Titanium(IV) acetate
- Names: Other names Titanium tetraacetate;

Identifiers
- CAS Number: 13057-42-6;
- 3D model (JSmol): Interactive image;
- ChemSpider: 8141204;
- EC Number: 235-944-4;
- PubChem CID: 59044991;
- CompTox Dashboard (EPA): DTXSID30926800 ;

Properties
- Chemical formula: Ti(C_{2}H_{3}O_{2})_{4}
- Molar mass: 284.06 g/mol
- Appearance: colorless
- Melting point: 117 °C (243 °F; 390 K)

Related compounds
- Other cations: Zirconium(IV) acetate

= Titanium(IV) acetate =

Titanium(IV) acetate or titanium tetraacetate is a coordination complex and white chloroform soluble solid with the formula Ti(C_{2}H_{3}O_{2})_{4}. Crystallographic evidence has not been presented.

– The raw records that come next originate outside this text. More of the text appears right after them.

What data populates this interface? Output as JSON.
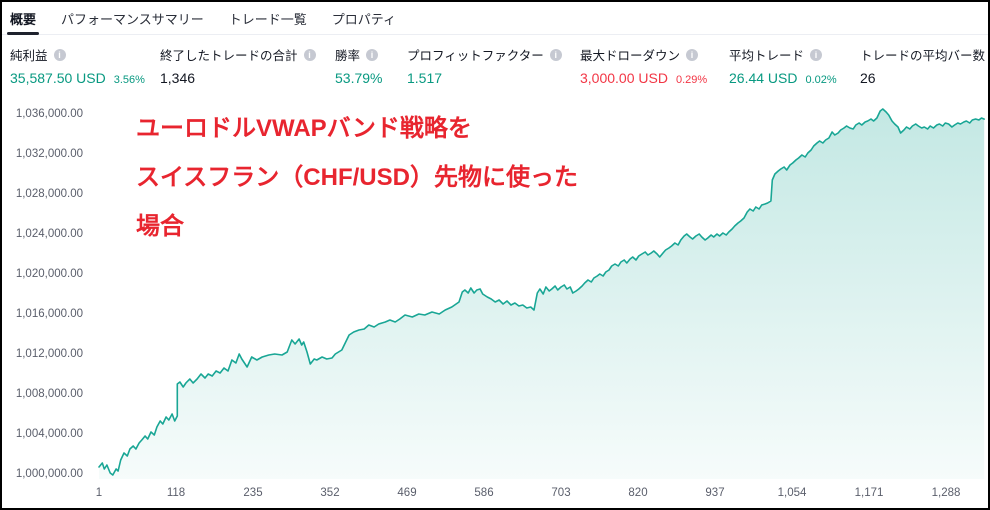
{
  "tabs": [
    {
      "label": "概要",
      "active": true
    },
    {
      "label": "パフォーマンスサマリー",
      "active": false
    },
    {
      "label": "トレード一覧",
      "active": false
    },
    {
      "label": "プロパティ",
      "active": false
    }
  ],
  "stats": [
    {
      "label": "純利益",
      "value": "35,587.50 USD",
      "pct": "3.56%",
      "tone": "pos"
    },
    {
      "label": "終了したトレードの合計",
      "value": "1,346",
      "pct": "",
      "tone": "dark"
    },
    {
      "label": "勝率",
      "value": "53.79%",
      "pct": "",
      "tone": "pos"
    },
    {
      "label": "プロフィットファクター",
      "value": "1.517",
      "pct": "",
      "tone": "pos"
    },
    {
      "label": "最大ドローダウン",
      "value": "3,000.00 USD",
      "pct": "0.29%",
      "tone": "neg"
    },
    {
      "label": "平均トレード",
      "value": "26.44 USD",
      "pct": "0.02%",
      "tone": "pos"
    },
    {
      "label": "トレードの平均バー数",
      "value": "26",
      "pct": "",
      "tone": "dark"
    }
  ],
  "annotation": {
    "lines": [
      "ユーロドルVWAPバンド戦略を",
      "スイスフラン（CHF/USD）先物に使った",
      "場合"
    ]
  },
  "colors": {
    "positive": "#089981",
    "negative": "#f23645",
    "annotation_red": "#e8252f",
    "curve_line": "#19a695",
    "curve_fill_top": "rgba(25,166,149,0.26)",
    "curve_fill_bottom": "rgba(25,166,149,0.04)"
  },
  "chart_data": {
    "type": "area",
    "title": "",
    "xlabel": "",
    "ylabel": "",
    "grid": false,
    "legend": false,
    "x_range": [
      1,
      1356
    ],
    "y_range": [
      1000000,
      1037700
    ],
    "x_ticks": {
      "values": [
        1,
        118,
        235,
        352,
        469,
        586,
        703,
        820,
        937,
        1054,
        1171,
        1288
      ],
      "labels": [
        "1",
        "118",
        "235",
        "352",
        "469",
        "586",
        "703",
        "820",
        "937",
        "1,054",
        "1,171",
        "1,288"
      ]
    },
    "y_ticks": {
      "values": [
        1036000,
        1032000,
        1028000,
        1024000,
        1020000,
        1016000,
        1012000,
        1008000,
        1004000,
        1000000
      ],
      "labels": [
        "1,036,000.00",
        "1,032,000.00",
        "1,028,000.00",
        "1,024,000.00",
        "1,020,000.00",
        "1,016,000.00",
        "1,012,000.00",
        "1,008,000.00",
        "1,004,000.00",
        "1,000,000.00"
      ]
    },
    "series": [
      {
        "name": "equity",
        "points": [
          [
            1,
            1000800
          ],
          [
            6,
            1001200
          ],
          [
            9,
            1000600
          ],
          [
            13,
            1001000
          ],
          [
            18,
            1000200
          ],
          [
            22,
            1000000
          ],
          [
            27,
            1000600
          ],
          [
            30,
            1000400
          ],
          [
            34,
            1001500
          ],
          [
            39,
            1002200
          ],
          [
            44,
            1001900
          ],
          [
            48,
            1002600
          ],
          [
            53,
            1002900
          ],
          [
            57,
            1002600
          ],
          [
            62,
            1003200
          ],
          [
            66,
            1003500
          ],
          [
            71,
            1003900
          ],
          [
            75,
            1003600
          ],
          [
            80,
            1004300
          ],
          [
            85,
            1004000
          ],
          [
            89,
            1004800
          ],
          [
            94,
            1005400
          ],
          [
            98,
            1005100
          ],
          [
            103,
            1005800
          ],
          [
            107,
            1005500
          ],
          [
            112,
            1006100
          ],
          [
            116,
            1005400
          ],
          [
            120,
            1005900
          ],
          [
            120,
            1009100
          ],
          [
            124,
            1009300
          ],
          [
            129,
            1008800
          ],
          [
            133,
            1009200
          ],
          [
            139,
            1009600
          ],
          [
            144,
            1009200
          ],
          [
            150,
            1009600
          ],
          [
            156,
            1010100
          ],
          [
            162,
            1009700
          ],
          [
            167,
            1010100
          ],
          [
            173,
            1009900
          ],
          [
            179,
            1010400
          ],
          [
            185,
            1010200
          ],
          [
            191,
            1010700
          ],
          [
            197,
            1010400
          ],
          [
            203,
            1011500
          ],
          [
            209,
            1011200
          ],
          [
            214,
            1012100
          ],
          [
            218,
            1011600
          ],
          [
            226,
            1010800
          ],
          [
            233,
            1011800
          ],
          [
            241,
            1011500
          ],
          [
            249,
            1011800
          ],
          [
            259,
            1012000
          ],
          [
            268,
            1012100
          ],
          [
            279,
            1012000
          ],
          [
            287,
            1012300
          ],
          [
            294,
            1013500
          ],
          [
            299,
            1013100
          ],
          [
            305,
            1013600
          ],
          [
            309,
            1013000
          ],
          [
            312,
            1013300
          ],
          [
            317,
            1012300
          ],
          [
            322,
            1011100
          ],
          [
            328,
            1011600
          ],
          [
            332,
            1011500
          ],
          [
            340,
            1011800
          ],
          [
            347,
            1011600
          ],
          [
            355,
            1011700
          ],
          [
            360,
            1012100
          ],
          [
            370,
            1012500
          ],
          [
            381,
            1014000
          ],
          [
            388,
            1014300
          ],
          [
            396,
            1014500
          ],
          [
            404,
            1014600
          ],
          [
            411,
            1015000
          ],
          [
            419,
            1014800
          ],
          [
            426,
            1015100
          ],
          [
            436,
            1015300
          ],
          [
            443,
            1015500
          ],
          [
            451,
            1015300
          ],
          [
            458,
            1015600
          ],
          [
            466,
            1016000
          ],
          [
            477,
            1015800
          ],
          [
            487,
            1016100
          ],
          [
            496,
            1016000
          ],
          [
            507,
            1016300
          ],
          [
            518,
            1016100
          ],
          [
            527,
            1016500
          ],
          [
            537,
            1016800
          ],
          [
            548,
            1017300
          ],
          [
            553,
            1018300
          ],
          [
            557,
            1018500
          ],
          [
            562,
            1018200
          ],
          [
            566,
            1018700
          ],
          [
            571,
            1018200
          ],
          [
            575,
            1018500
          ],
          [
            580,
            1018600
          ],
          [
            584,
            1018100
          ],
          [
            591,
            1017800
          ],
          [
            597,
            1017600
          ],
          [
            603,
            1017300
          ],
          [
            609,
            1017500
          ],
          [
            615,
            1017100
          ],
          [
            621,
            1017400
          ],
          [
            627,
            1017000
          ],
          [
            633,
            1017200
          ],
          [
            639,
            1016900
          ],
          [
            645,
            1017000
          ],
          [
            651,
            1016700
          ],
          [
            657,
            1016800
          ],
          [
            662,
            1016500
          ],
          [
            667,
            1018200
          ],
          [
            671,
            1018600
          ],
          [
            676,
            1018100
          ],
          [
            680,
            1018800
          ],
          [
            685,
            1018400
          ],
          [
            689,
            1018600
          ],
          [
            694,
            1018900
          ],
          [
            698,
            1018500
          ],
          [
            703,
            1018800
          ],
          [
            708,
            1019000
          ],
          [
            712,
            1018600
          ],
          [
            717,
            1018800
          ],
          [
            721,
            1018200
          ],
          [
            726,
            1018400
          ],
          [
            730,
            1018600
          ],
          [
            735,
            1018900
          ],
          [
            739,
            1019200
          ],
          [
            744,
            1019500
          ],
          [
            749,
            1019300
          ],
          [
            753,
            1019700
          ],
          [
            758,
            1019900
          ],
          [
            762,
            1020100
          ],
          [
            767,
            1019900
          ],
          [
            771,
            1020300
          ],
          [
            776,
            1020500
          ],
          [
            780,
            1020900
          ],
          [
            785,
            1021100
          ],
          [
            790,
            1020900
          ],
          [
            794,
            1021300
          ],
          [
            799,
            1021500
          ],
          [
            803,
            1021200
          ],
          [
            808,
            1021600
          ],
          [
            812,
            1021800
          ],
          [
            817,
            1021500
          ],
          [
            821,
            1021900
          ],
          [
            826,
            1022100
          ],
          [
            831,
            1022300
          ],
          [
            835,
            1022000
          ],
          [
            840,
            1022200
          ],
          [
            844,
            1022400
          ],
          [
            849,
            1022100
          ],
          [
            853,
            1021800
          ],
          [
            858,
            1022200
          ],
          [
            862,
            1022500
          ],
          [
            867,
            1022700
          ],
          [
            871,
            1022900
          ],
          [
            876,
            1023200
          ],
          [
            881,
            1023000
          ],
          [
            885,
            1023500
          ],
          [
            890,
            1023900
          ],
          [
            894,
            1024100
          ],
          [
            899,
            1023800
          ],
          [
            903,
            1023600
          ],
          [
            908,
            1023900
          ],
          [
            913,
            1024100
          ],
          [
            917,
            1023800
          ],
          [
            922,
            1023500
          ],
          [
            926,
            1023700
          ],
          [
            931,
            1024000
          ],
          [
            935,
            1023800
          ],
          [
            940,
            1024100
          ],
          [
            944,
            1023900
          ],
          [
            949,
            1024200
          ],
          [
            954,
            1024000
          ],
          [
            958,
            1024300
          ],
          [
            963,
            1024600
          ],
          [
            967,
            1024900
          ],
          [
            972,
            1025200
          ],
          [
            976,
            1025400
          ],
          [
            981,
            1025700
          ],
          [
            986,
            1026300
          ],
          [
            990,
            1026600
          ],
          [
            995,
            1026400
          ],
          [
            999,
            1026800
          ],
          [
            1004,
            1026600
          ],
          [
            1008,
            1027000
          ],
          [
            1013,
            1027100
          ],
          [
            1017,
            1027200
          ],
          [
            1022,
            1027400
          ],
          [
            1024,
            1029500
          ],
          [
            1028,
            1030100
          ],
          [
            1033,
            1030400
          ],
          [
            1037,
            1030600
          ],
          [
            1042,
            1030800
          ],
          [
            1046,
            1030500
          ],
          [
            1051,
            1031000
          ],
          [
            1055,
            1031200
          ],
          [
            1060,
            1031500
          ],
          [
            1064,
            1031700
          ],
          [
            1069,
            1032000
          ],
          [
            1074,
            1031800
          ],
          [
            1078,
            1032200
          ],
          [
            1083,
            1032500
          ],
          [
            1087,
            1032900
          ],
          [
            1092,
            1033200
          ],
          [
            1096,
            1033400
          ],
          [
            1101,
            1033200
          ],
          [
            1105,
            1033500
          ],
          [
            1110,
            1033700
          ],
          [
            1115,
            1034300
          ],
          [
            1119,
            1034000
          ],
          [
            1124,
            1034200
          ],
          [
            1128,
            1034500
          ],
          [
            1133,
            1034700
          ],
          [
            1137,
            1034900
          ],
          [
            1142,
            1034700
          ],
          [
            1147,
            1034600
          ],
          [
            1151,
            1035000
          ],
          [
            1156,
            1035200
          ],
          [
            1160,
            1035000
          ],
          [
            1165,
            1035300
          ],
          [
            1169,
            1035400
          ],
          [
            1174,
            1035600
          ],
          [
            1178,
            1035400
          ],
          [
            1183,
            1035700
          ],
          [
            1188,
            1036400
          ],
          [
            1192,
            1036600
          ],
          [
            1197,
            1036300
          ],
          [
            1201,
            1036000
          ],
          [
            1206,
            1035400
          ],
          [
            1210,
            1035100
          ],
          [
            1215,
            1034800
          ],
          [
            1219,
            1034200
          ],
          [
            1224,
            1034500
          ],
          [
            1228,
            1034800
          ],
          [
            1233,
            1034600
          ],
          [
            1237,
            1034900
          ],
          [
            1242,
            1035100
          ],
          [
            1246,
            1034900
          ],
          [
            1251,
            1034700
          ],
          [
            1255,
            1034800
          ],
          [
            1260,
            1034600
          ],
          [
            1264,
            1034900
          ],
          [
            1269,
            1034700
          ],
          [
            1274,
            1035000
          ],
          [
            1278,
            1035100
          ],
          [
            1283,
            1034900
          ],
          [
            1287,
            1035200
          ],
          [
            1292,
            1035100
          ],
          [
            1297,
            1034800
          ],
          [
            1301,
            1035000
          ],
          [
            1306,
            1035200
          ],
          [
            1310,
            1035100
          ],
          [
            1315,
            1035300
          ],
          [
            1319,
            1035400
          ],
          [
            1324,
            1035200
          ],
          [
            1328,
            1035500
          ],
          [
            1333,
            1035600
          ],
          [
            1338,
            1035500
          ],
          [
            1342,
            1035700
          ],
          [
            1346,
            1035588
          ]
        ]
      }
    ]
  }
}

It can be prepared by reacting tetramethyltitanium with acetic acid.

==History==
Titanium(IV) acetate has been discussed in archaic literature, well before the advent of X-ray crystallography and an appreciation of the structural trends in metal carboxylate complexes. A variety of titanium oxo acetates were prepared by reactions of titanium alkoxides and acetic acid.

==Uses==
Species claimed to be titanium(IV) acetate have been used in the production of bismuth titanate ferroelectric thin films. Titanium(IV) acetate is used in the step of making the acetate-derived solutions. The acetate derived solutions were created by blending acetic acid and bismuth acetate together and adding titanium(IV) acetate. "Titanium(IV) acetate" is a substitute for antimony potassium tartrate(emetic tartar) when making red and brown dyes.

==Related compounds==
Ti(IV) complexes containing only carboxylate ligands have eluded crystallographic characterization, but various polycarboxylate species are known. One example is [Ti(edta)(OH2)].